Anglo American (Botswana) – Production Report for the third quarter ended 30 September 2022

By Published On: October 28th, 2022Categories: Corporate announcement

Duncan Wanblad, Chief Executive of Anglo American, said: “Our performance stepped up 16%(1) quarter-on-quarter amid a challenging operating environment, driven by the ongoing ramp-up of our Steelmaking Coal longwall operations and continued strong performance at De Beers. Our new world-class copper mine in Peru, Quellaveco, continues to ramp-up production with shipments to customers now under way. Production in the third quarter was broadly flat(1) compared to the same period in 2021, as higher production from Quellaveco, Steelmaking Coal and De Beers was offset primarily by expected lower copper ore grades in Chile and some operational challenges at our Kumba iron ore business.

“As we move through the final quarter, we are focused on maintaining this operational momentum to deliver our full year guidance. The continued safe ramp-up of our steelmaking coal operations, as well as further performance improvements at our iron ore businesses, are priorities to set the platform for delivery into next year. We do continue to feel the effects of dislocations in the global economy on our business – in energy and across supply chains and labour markets – and are planning accordingly for 2023, confident in the strategic position of our business.

“We continue to make important progress towards our holistic sustainability commitments. With renewable electricity supply secured for all our South America operations, we have now formed our renewable energy partnership with EDF Renewables in South Africa. Our new jointly owned company, Envusa Energy, is developing its first phase of more than 600 MW of wind and solar projects, a major step towards our vision of a 3-5 GW renewable energy ecosystem in the region by 2030. The issuance of our first sustainability-linked bond, a first of its kind from a major diversified mining company, re-affirms our commitment to our targets to reduce greenhouse gas emissions and fresh water abstraction and to support job creation in the communities where we operate.”

Q3 2022 highlights

  • Rough diamond production increased by 4%, principally reflecting the treatment of higher grade ore at Orapa (Botswana) as well as continued strong performance in Namibia.
  • Steelmaking coal production increased by 28%, reflecting the ongoing ramp-up of the longwall operations. Continuing to do so in a safe and stable way is our first priority.
  • Copper production decreased by 6%, due to planned lower grades at all our operations in Chile, as well as unfavourable ore characteristics at Los Bronces, partly offset by the first production of copper from Quellaveco in Peru.
  • Metal in concentrate production from our Platinum Group Metals (PGMs) operations decreased by 6%, due to the impact of Eskom load-shedding (power outages) primarily in September, infrastructure closures at Amandelbult and lower grade at Mogalakwena.
  • Iron ore production decreased by 5% primarily due to Kumba, which was impacted by the slow ramp-up after the safety intervention in the second quarter and Eskom load-shedding, primarily in September, while production at Minas- Rio was flat.
  • Nickel production decreased by 4%, primarily due to lower grades.

De Beers

Rough diamond production increased by 4% to 9.6 million carats, primarily due to the treatment of higher grade ore at both Orapa (Botswana) and in South Africa, and continued strong performance in Namibia.
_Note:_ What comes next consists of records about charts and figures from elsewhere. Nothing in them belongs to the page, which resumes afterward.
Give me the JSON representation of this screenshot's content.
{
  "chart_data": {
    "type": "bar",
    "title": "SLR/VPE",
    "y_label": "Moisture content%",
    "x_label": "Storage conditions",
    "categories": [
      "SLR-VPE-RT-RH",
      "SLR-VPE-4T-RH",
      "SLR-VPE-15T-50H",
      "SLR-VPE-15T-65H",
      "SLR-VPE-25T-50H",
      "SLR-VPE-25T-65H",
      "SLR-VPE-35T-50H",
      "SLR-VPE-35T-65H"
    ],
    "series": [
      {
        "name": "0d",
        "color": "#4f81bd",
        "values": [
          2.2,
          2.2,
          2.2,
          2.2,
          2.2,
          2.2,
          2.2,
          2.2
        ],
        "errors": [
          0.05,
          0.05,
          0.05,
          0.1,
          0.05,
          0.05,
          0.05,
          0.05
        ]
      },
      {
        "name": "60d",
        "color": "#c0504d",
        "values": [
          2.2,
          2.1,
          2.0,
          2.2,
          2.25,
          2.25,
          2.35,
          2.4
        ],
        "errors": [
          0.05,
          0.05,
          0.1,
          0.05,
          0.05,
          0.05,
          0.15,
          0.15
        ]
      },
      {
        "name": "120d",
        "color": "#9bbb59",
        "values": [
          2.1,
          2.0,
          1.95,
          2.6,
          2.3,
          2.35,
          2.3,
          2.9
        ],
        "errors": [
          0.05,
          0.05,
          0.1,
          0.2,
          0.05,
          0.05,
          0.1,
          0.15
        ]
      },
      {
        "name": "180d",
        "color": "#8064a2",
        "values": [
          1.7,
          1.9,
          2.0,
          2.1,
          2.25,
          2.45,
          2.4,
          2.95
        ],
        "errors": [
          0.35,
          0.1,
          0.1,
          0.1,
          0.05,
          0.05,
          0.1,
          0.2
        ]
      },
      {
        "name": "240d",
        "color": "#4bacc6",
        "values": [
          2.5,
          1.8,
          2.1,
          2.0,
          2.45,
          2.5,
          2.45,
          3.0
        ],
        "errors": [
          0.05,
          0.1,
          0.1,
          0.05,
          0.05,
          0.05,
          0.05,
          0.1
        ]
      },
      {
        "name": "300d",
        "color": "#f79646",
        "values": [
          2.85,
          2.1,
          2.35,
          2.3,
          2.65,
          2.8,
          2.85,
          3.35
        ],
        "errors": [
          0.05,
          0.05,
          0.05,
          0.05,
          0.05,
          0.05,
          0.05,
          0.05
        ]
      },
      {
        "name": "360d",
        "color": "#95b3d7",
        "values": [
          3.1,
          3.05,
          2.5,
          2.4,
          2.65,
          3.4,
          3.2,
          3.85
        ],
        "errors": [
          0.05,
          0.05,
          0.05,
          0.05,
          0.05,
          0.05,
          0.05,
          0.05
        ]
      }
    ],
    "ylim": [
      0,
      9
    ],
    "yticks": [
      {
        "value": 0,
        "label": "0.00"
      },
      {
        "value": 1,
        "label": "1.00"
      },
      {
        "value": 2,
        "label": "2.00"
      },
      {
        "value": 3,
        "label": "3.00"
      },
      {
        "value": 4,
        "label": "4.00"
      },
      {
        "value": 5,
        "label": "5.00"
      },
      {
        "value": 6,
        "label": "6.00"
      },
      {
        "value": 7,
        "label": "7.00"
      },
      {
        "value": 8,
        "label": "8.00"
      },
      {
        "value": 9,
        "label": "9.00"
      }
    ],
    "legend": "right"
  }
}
In Botswana, production increased by 4% to 6.6 million carats, primarily driven by treatment of higher grade ore at Orapa, partly offset by processing lower grade ore at Jwaneng.

Namibia production increased by 33% to 0.5 million carats, primarily driven by continued strong performance from the Benguela Gem vessel.

South Africa production increased by 5% to 1.7 million carats, driven by the treatment of higher grade ore and the benefit of plant upgrades.

Production in Canada decreased by 7% to 0.7 million carats, due to the treatment of lower grade ore and the impact of tight labour markets.

Demand for rough diamonds remained steady, with rough diamond sales totalling 9.1 million carats (8.5 million carats on a consolidated basis)(2) from three Sights, compared with 7.8 million carats (7.0 million carats on a consolidated basis)(2) from two Sights in Q3 2021 and 9.4 million carats (8.3 million carats on a consolidated basis)(2) from three Sights in Q2 2022. While consumer demand for natural diamonds continues to be robust, a deterioration of global economic conditions, reduced consumer spending and continued Chinese Covid-19 lockdowns have the potential to impact demand for diamond jewellery.

2022 Guidance

Production guidance(1) for 2022 is unchanged at 32–34 million carats (100% basis), subject to trading conditions and the extent of further Covid-19 related disruptions.
In line with normal seasonal trends, we anticipate that sales in the final quarter of the year will be affected by the normal temporary closure of cutting and polishing factories for the religious holidays in India.

Unit cost guidance for 2022 is unchanged at c.$65/ct.